Mantis shrimp, renowned for their astonishing punching power, can break shells with force comparable to a .22 caliber bullet. Remarkably, these resilient creatures endure intense shockwaves produced by their own strikes without sustaining any harm.
Researchers from Northwestern University have uncovered the secrets behind how mantis shrimp avoid injury from their powerful hits. Their striking appendages, known as dactyl clubs, showcase layered designs that filter sound selectively. These patterns block certain vibrations, functioning as a barrier against the shockwaves they create.
This research will be published on Friday (Feb. 7) in the journal Science.
Insights gained from this study could pave the way for innovative materials designed to reduce the risk of blast-related injuries, especially in military and sports applications.
“The mantis shrimp is famous for its incredibly forceful strike, capable of shattering mollusk shells and potentially breaking aquarium glass,” noted Horacio D. Espinosa from Northwestern, a co-corresponding author of the study. “For the mantis shrimp to perform these intense strikes repeatedly, its dactyl club needs a strong protective mechanism that prevents self-inflicted damage. Previous research primarily focused on enhancing the club’s toughness and ability to resist cracking, treating it like a rugged shield. Our findings highlight that it employs phononic structures that selectively filter stress waves, allowing the shrimp to maintain its striking power across multiple impacts while protecting its softer tissues.”

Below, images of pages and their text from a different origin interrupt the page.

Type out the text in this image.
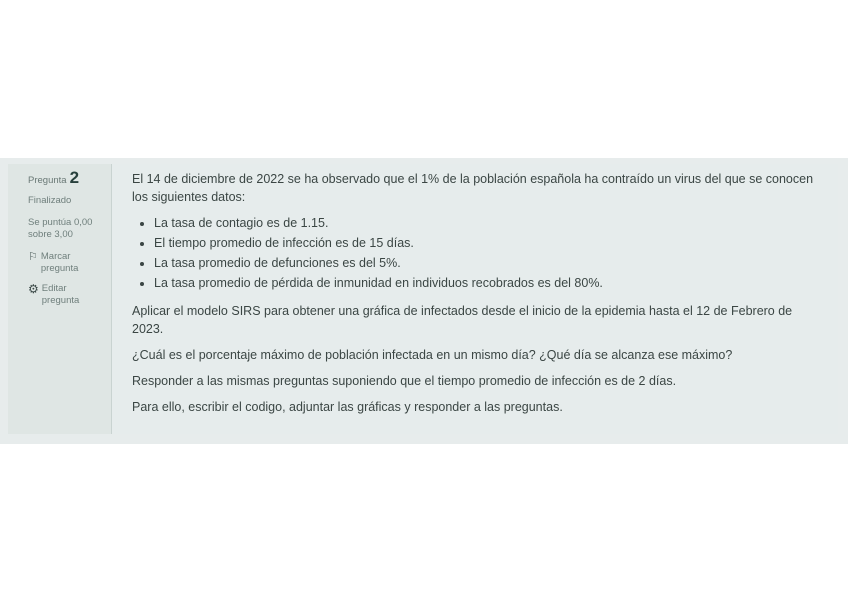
Pregunta 2
Finalizado
Se puntúa 0,00 sobre 3,00
⚐ Marcar pregunta
⚙ Editar pregunta

El 14 de diciembre de 2022 se ha observado que el 1% de la población española ha contraído un virus del que se conocen los siguientes datos:

• La tasa de contagio es de 1.15.
• El tiempo promedio de infección es de 15 días.
• La tasa promedio de defunciones es del 5%.
• La tasa promedio de pérdida de inmunidad en individuos recobrados es del 80%.

Aplicar el modelo SIRS para obtener una gráfica de infectados desde el inicio de la epidemia hasta el 12 de Febrero de 2023.

¿Cuál es el porcentaje máximo de población infectada en un mismo día? ¿Qué día se alcanza ese máximo?

Responder a las mismas preguntas suponiendo que el tiempo promedio de infección es de 2 días.

Para ello, escribir el codigo, adjuntar las gráficas y responder a las preguntas.
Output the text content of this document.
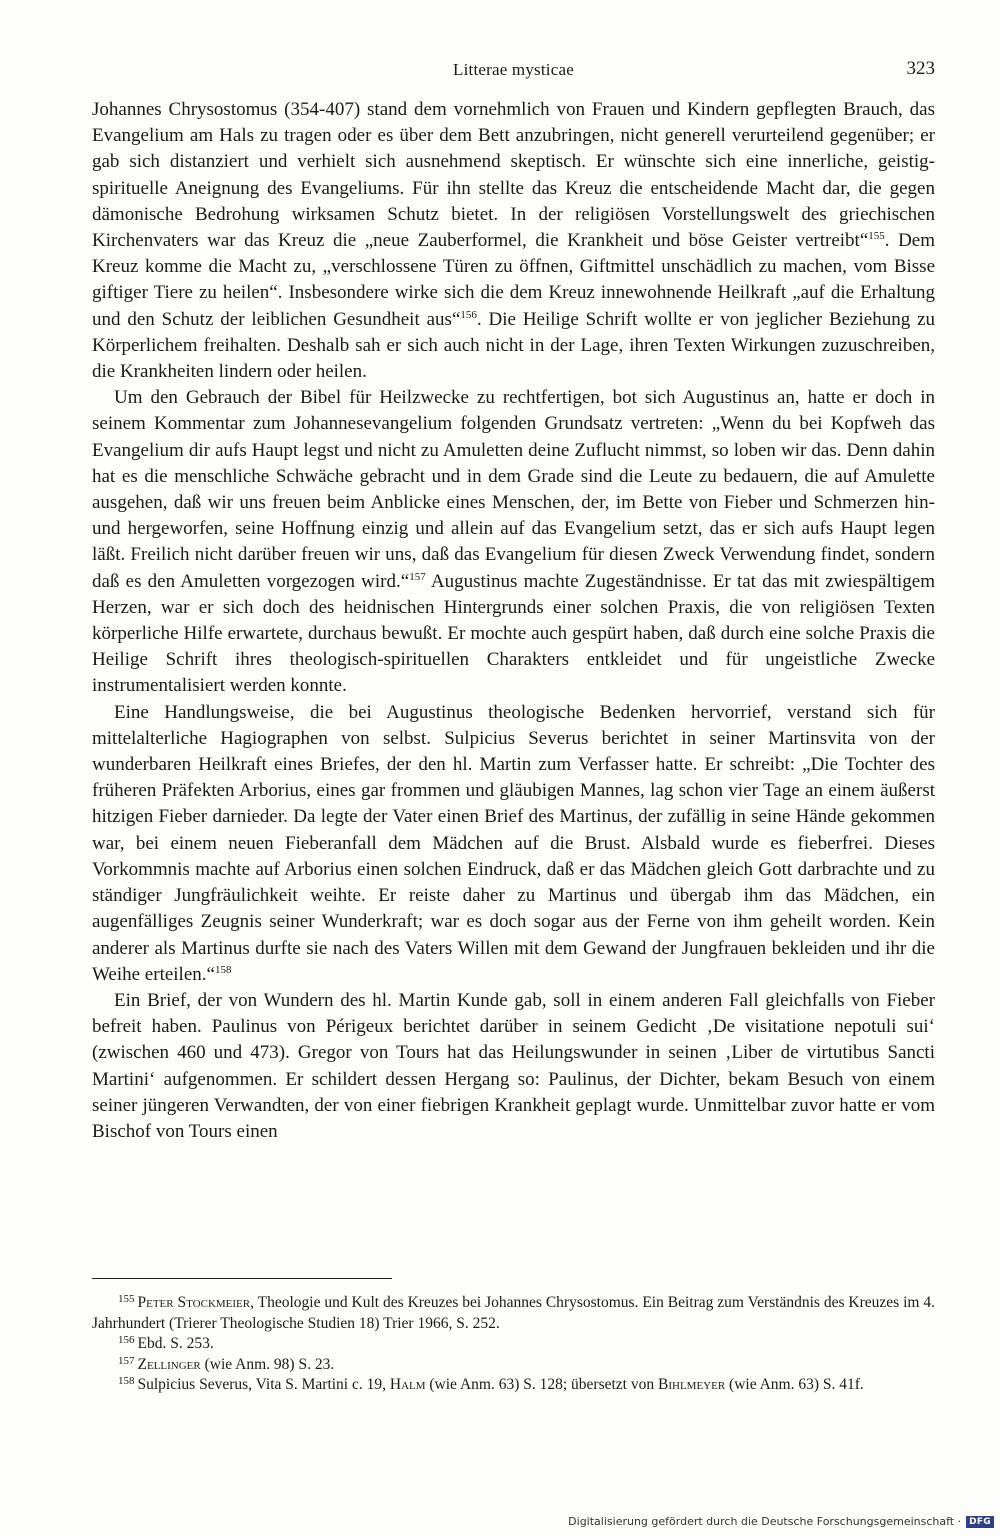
Litterae mysticae	323

Johannes Chrysostomus (354-407) stand dem vornehmlich von Frauen und Kindern gepflegten Brauch, das Evangelium am Hals zu tragen oder es über dem Bett anzubringen, nicht generell verurteilend gegenüber; er gab sich distanziert und verhielt sich ausnehmend skeptisch. Er wünschte sich eine innerliche, geistig-spirituelle Aneignung des Evangeliums. Für ihn stellte das Kreuz die entscheidende Macht dar, die gegen dämonische Bedrohung wirksamen Schutz bietet. In der religiösen Vorstellungswelt des griechischen Kirchenvaters war das Kreuz die „neue Zauberformel, die Krankheit und böse Geister vertreibt“$^{155}$. Dem Kreuz komme die Macht zu, „verschlossene Türen zu öffnen, Giftmittel unschädlich zu machen, vom Bisse giftiger Tiere zu heilen“. Insbesondere wirke sich die dem Kreuz innewohnende Heilkraft „auf die Erhaltung und den Schutz der leiblichen Gesundheit aus“$^{156}$. Die Heilige Schrift wollte er von jeglicher Beziehung zu Körperlichem freihalten. Deshalb sah er sich auch nicht in der Lage, ihren Texten Wirkungen zuzuschreiben, die Krankheiten lindern oder heilen.

Um den Gebrauch der Bibel für Heilzwecke zu rechtfertigen, bot sich Augustinus an, hatte er doch in seinem Kommentar zum Johannesevangelium folgenden Grundsatz vertreten: „Wenn du bei Kopfweh das Evangelium dir aufs Haupt legst und nicht zu Amuletten deine Zuflucht nimmst, so loben wir das. Denn dahin hat es die menschliche Schwäche gebracht und in dem Grade sind die Leute zu bedauern, die auf Amulette ausgehen, daß wir uns freuen beim Anblicke eines Menschen, der, im Bette von Fieber und Schmerzen hin- und hergeworfen, seine Hoffnung einzig und allein auf das Evangelium setzt, das er sich aufs Haupt legen läßt. Freilich nicht darüber freuen wir uns, daß das Evangelium für diesen Zweck Verwendung findet, sondern daß es den Amuletten vorgezogen wird.“$^{157}$ Augustinus machte Zugeständnisse. Er tat das mit zwiespältigem Herzen, war er sich doch des heidnischen Hintergrunds einer solchen Praxis, die von religiösen Texten körperliche Hilfe erwartete, durchaus bewußt. Er mochte auch gespürt haben, daß durch eine solche Praxis die Heilige Schrift ihres theologisch-spirituellen Charakters entkleidet und für ungeistliche Zwecke instrumentalisiert werden konnte.

Eine Handlungsweise, die bei Augustinus theologische Bedenken hervorrief, verstand sich für mittelalterliche Hagiographen von selbst. Sulpicius Severus berichtet in seiner Martinsvita von der wunderbaren Heilkraft eines Briefes, der den hl. Martin zum Verfasser hatte. Er schreibt: „Die Tochter des früheren Präfekten Arborius, eines gar frommen und gläubigen Mannes, lag schon vier Tage an einem äußerst hitzigen Fieber darnieder. Da legte der Vater einen Brief des Martinus, der zufällig in seine Hände gekommen war, bei einem neuen Fieberanfall dem Mädchen auf die Brust. Alsbald wurde es fieberfrei. Dieses Vorkommnis machte auf Arborius einen solchen Eindruck, daß er das Mädchen gleich Gott darbrachte und zu ständiger Jungfräulichkeit weihte. Er reiste daher zu Martinus und übergab ihm das Mädchen, ein augenfälliges Zeugnis seiner Wunderkraft; war es doch sogar aus der Ferne von ihm geheilt worden. Kein anderer als Martinus durfte sie nach des Vaters Willen mit dem Gewand der Jungfrauen bekleiden und ihr die Weihe erteilen.“$^{158}$

Ein Brief, der von Wundern des hl. Martin Kunde gab, soll in einem anderen Fall gleichfalls von Fieber befreit haben. Paulinus von Périgeux berichtet darüber in seinem Gedicht ‚De visitatione nepotuli sui‘ (zwischen 460 und 473). Gregor von Tours hat das Heilungswunder in seinen ‚Liber de virtutibus Sancti Martini‘ aufgenommen. Er schildert dessen Hergang so: Paulinus, der Dichter, bekam Besuch von einem seiner jüngeren Verwandten, der von einer fiebrigen Krankheit geplagt wurde. Unmittelbar zuvor hatte er vom Bischof von Tours einen

$^{155}$ Peter Stockmeier, Theologie und Kult des Kreuzes bei Johannes Chrysostomus. Ein Beitrag zum Verständnis des Kreuzes im 4. Jahrhundert (Trierer Theologische Studien 18) Trier 1966, S. 252.

$^{156}$ Ebd. S. 253.

$^{157}$ Zellinger (wie Anm. 98) S. 23.

$^{158}$ Sulpicius Severus, Vita S. Martini c. 19, Halm (wie Anm. 63) S. 128; übersetzt von Bihlmeyer (wie Anm. 63) S. 41f.

Digitalisierung gefördert durch die Deutsche Forschungsgemeinschaft · DFG
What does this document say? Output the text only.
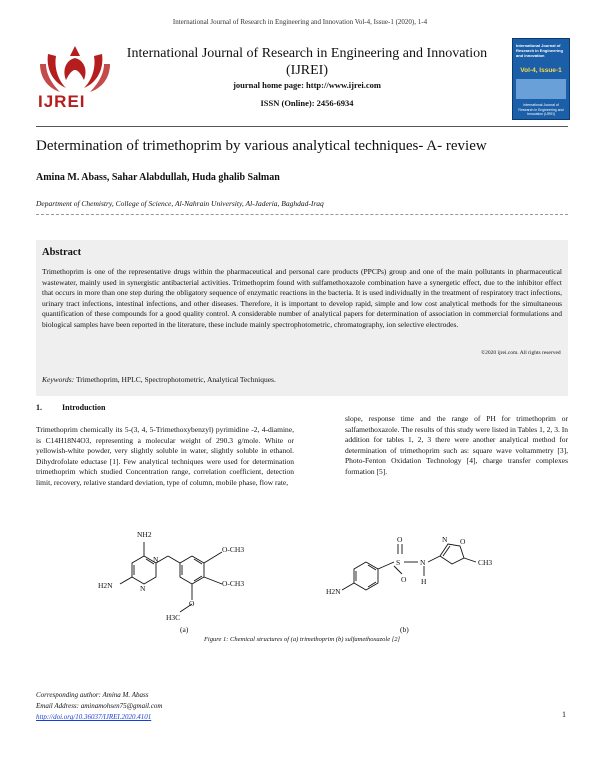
International Journal of Research in Engineering and Innovation Vol-4, Issue-1 (2020), 1-4
IJREI
International Journal of Research in Engineering and Innovation
(IJREI)
journal home page: http://www.ijrei.com
ISSN (Online): 2456-6934
International Journal of Research in Engineering and Innovation
Vol-4, Issue-1
International Journal of Research in Engineering and Innovation (IJREI)
Determination of trimethoprim by various analytical techniques- A- review
Amina M. Abass, Sahar Alabdullah, Huda ghalib Salman
Department of Chemistry, College of Science, Al-Nahrain University, Al-Jaderia, Baghdad-Iraq
Abstract
Trimethoprim is one of the representative drugs within the pharmaceutical and personal care products (PPCPs) group and one of the main pollutants in pharmaceutical wastewater, mainly used in synergistic antibacterial activities. Trimethoprim found with sulfamethoxazole combination have a synergetic effect, due to the inhibitor effect that occurs in more than one step during the obligatory sequence of enzymatic reactions in the bacteria. It is used individually in the treatment of respiratory tract infections, urinary tract infections, intestinal infections, and other diseases. Therefore, it is important to develop rapid, simple and low cost analytical methods for the simultaneous quantification of these compounds for a good quality control. A considerable number of analytical papers for determination of association in commercial formulations and biological samples have been reported in the literature, these include mainly spectrophotometric, chromatography, ion selective electrodes.
©2020 ijrei.com. All rights reserved
Keywords: Trimethoprim, HPLC, Spectrophotometric, Analytical Techniques.
1.	Introduction
Trimethoprim chemically its 5-(3, 4, 5-Trimethoxybenzyl) pyrimidine -2, 4-diamine, is C14H18N4O3, representing a molecular weight of 290.3 g/mole. White or yellowish-white powder, very slightly soluble in water, slightly soluble in ethanol. Dihydrofolate eductase [1]. Few analytical techniques were used for determination trimethoprim which studied Concentration range, correlation coefficient, detection limit, recovery, relative standard deviation, type of column, mobile phase, flow rate,
slope, response time and the range of PH for trimethoprim or salfamethoxazole. The results of this study were listed in Tables 1, 2, 3. In addition for tables 1, 2, 3 there were another analytical method for determination of trimethoprim such as: square wave voltammetry [3], Photo-Fenton Oxidation Technology [4], charge transfer complexes formation [5].
NH2
H2N
N
N
O-CH3
O-CH3
O
H3C
(a)
S
O
O
N
H
N O
CH3
H2N
(b)
Figure 1: Chemical structures of (a) trimethoprim (b) sulfamethoxazole [2]
Corresponding author: Amina M. Abass
Email Address: aminamohsen75@gmail.com
http://doi.org/10.36037/IJREI.2020.4101	1
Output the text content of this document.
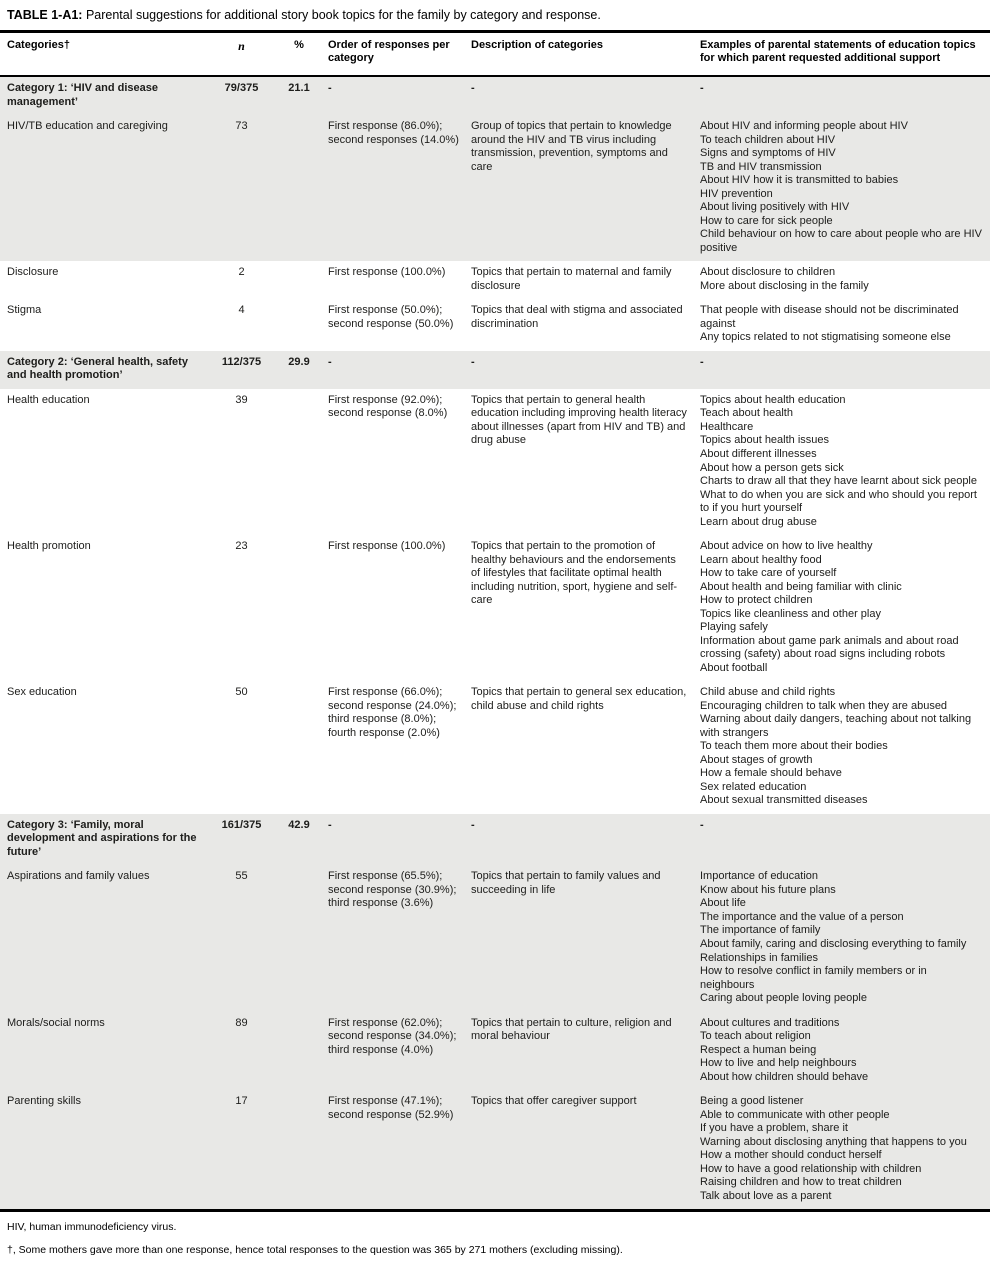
TABLE 1-A1: Parental suggestions for additional story book topics for the family by category and response.
Categories†	n	%	Order of responses per category	Description of categories	Examples of parental statements of education topics for which parent requested additional support
Category 1: ‘HIV and disease management’	79/375	21.1	-	-	-

HIV/TB education and caregiving	73		First response (86.0%); second responses (14.0%)	Group of topics that pertain to knowledge around the HIV and TB virus including transmission, prevention, symptoms and care	
About HIV and informing people about HIV
To teach children about HIV
Signs and symptoms of HIV
TB and HIV transmission
About HIV how it is transmitted to babies
HIV prevention
About living positively with HIV
How to care for sick people
Child behaviour on how to care about people who are HIV positive

Disclosure	2		First response (100.0%)	Topics that pertain to maternal and family disclosure	About disclosure to children
More about disclosing in the family

Stigma	4		First response (50.0%); second response (50.0%)	Topics that deal with stigma and associated discrimination	That people with disease should not be discriminated against
Any topics related to not stigmatising someone else

Category 2: ‘General health, safety and health promotion’	112/375	29.9	-	-	-

Health education	39		First response (92.0%); second response (8.0%)	Topics that pertain to general health education including improving health literacy about illnesses (apart from HIV and TB) and drug abuse	
Topics about health education
Teach about health
Healthcare
Topics about health issues
About different illnesses
About how a person gets sick
Charts to draw all that they have learnt about sick people
What to do when you are sick and who should you report to if you hurt yourself
Learn about drug abuse

Health promotion	23		First response (100.0%)	Topics that pertain to the promotion of healthy behaviours and the endorsements of lifestyles that facilitate optimal health including nutrition, sport, hygiene and self-care	
About advice on how to live healthy
Learn about healthy food
How to take care of yourself
About health and being familiar with clinic
How to protect children
Topics like cleanliness and other play
Playing safely
Information about game park animals and about road crossing (safety) about road signs including robots
About football

Sex education	50		First response (66.0%); second response (24.0%); third response (8.0%); fourth response (2.0%)	Topics that pertain to general sex education, child abuse and child rights	
Child abuse and child rights
Encouraging children to talk when they are abused
Warning about daily dangers, teaching about not talking with strangers
To teach them more about their bodies
About stages of growth
How a female should behave
Sex related education
About sexual transmitted diseases

Category 3: ‘Family, moral development and aspirations for the future’	161/375	42.9	-	-	-

Aspirations and family values	55		First response (65.5%); second response (30.9%); third response (3.6%)	Topics that pertain to family values and succeeding in life	
Importance of education
Know about his future plans
About life
The importance and the value of a person
The importance of family
About family, caring and disclosing everything to family
Relationships in families
How to resolve conflict in family members or in neighbours
Caring about people loving people

Morals/social norms	89		First response (62.0%); second response (34.0%); third response (4.0%)	Topics that pertain to culture, religion and moral behaviour	About cultures and traditions
To teach about religion
Respect a human being
How to live and help neighbours
About how children should behave

Parenting skills	17		First response (47.1%); second response (52.9%)	Topics that offer caregiver support	Being a good listener
Able to communicate with other people
If you have a problem, share it
Warning about disclosing anything that happens to you
How a mother should conduct herself
How to have a good relationship with children
Raising children and how to treat children
Talk about love as a parent
HIV, human immunodeficiency virus.
†, Some mothers gave more than one response, hence total responses to the question was 365 by 271 mothers (excluding missing).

An expert in bio-inspired materials, Espinosa holds the James N. and Nancy J. Farley Professorship in Manufacturing and Entrepreneurship and teaches mechanical engineering at Northwestern’s McCormick School of Engineering. He also directs the Institute for Cellular Engineering Technologies, leading the study in collaboration with M. Abi Ghanem from the Institute of Light and Matter, a joint research group between Claude-Bernard-Lyon-I University and the Center for National Scientific Research in France.
The Impactful Strike
Nesting in shallow, tropical waters, mantis shrimp possess a hammer-like dactyl club on each side of their body. These clubs utilize elastic, spring-like structures to store energy, secured by latch-like tendons. Upon releasing the latch, the stored energy is unleashed, propelling the club forward with explosive force.
With one swift blow, mantis shrimp can capture prey or fend off rivals. As their punch cuts through the water, it creates a low-pressure zone that leads to bubble formation.
“When the mantis shrimp strikes, it produces pressure waves directed at its target,” Espinosa explained. “This also creates bubbles that collapse rapidly, generating shockwaves in the megahertz range. The collapse releases intense bursts of energy that travel through the shrimp’s club, enhancing the impact effect’s devastation alongside the initial force.”
Protective Design
Remarkably, this powerful force does not harm the shrimp’s delicate nerves and tissues, which are shielded by its armor.
To delve into this phenomenon, Espinosa and his team utilized two sophisticated techniques to closely analyze the mantis shrimp’s armor. First, they employed transient grating spectroscopy, a laser technique to evaluate how stress waves move through materials. Additionally, they used picosecond laser ultrasonics for deeper insights into the armor’s microstructure.
Their research identified two distinct regions within the mantis shrimp’s club, each engineered for specific functions. The impact region is designed for delivering crushing strikes and contains mineralized fibers arranged in a herringbone pattern, which enhances its breakage resistance. Below this layer lies the periodic region, featuring twisted, corkscrew-like fiber bundles. These form a Bouligand structure—a layered design in which each layer is gradually rotated in relation to its neighbors.
While the herringbone pattern strengthens the club against cracks, the corkscrew design manages the stress wave movement. This complex construction acts as a phononic shield, selectively filtering out high-frequency stress waves, which helps prevent damaging vibrations from affecting the shrimp’s arm and body.
“The periodic region is vital for filtering high-frequency shear waves that can be particularly harmful to biological tissues,” Espinosa remarked. “This mechanism shields the shrimp from negative stress waves caused by both direct impact and bubble collapse.”
In their study, researchers ran 2D simulations to examine wave behavior. Espinosa noted that comprehensive 3D simulations are necessary for a thorough understanding of the club’s intricate architecture.
“Future research needs to focus on more advanced 3D simulations to entirely capture how the club’s design interacts with shockwaves,” Espinosa stated. “Moreover, conducting aquatic experiments with cutting-edge instruments would help us explore how phononic properties perform in submerged environments.”
The study, titled “Does the mantis shrimp pack a phononic shield?” received support from the Air Force Office of Scientific Research, the Office of Naval Research, and the National Science Foundation.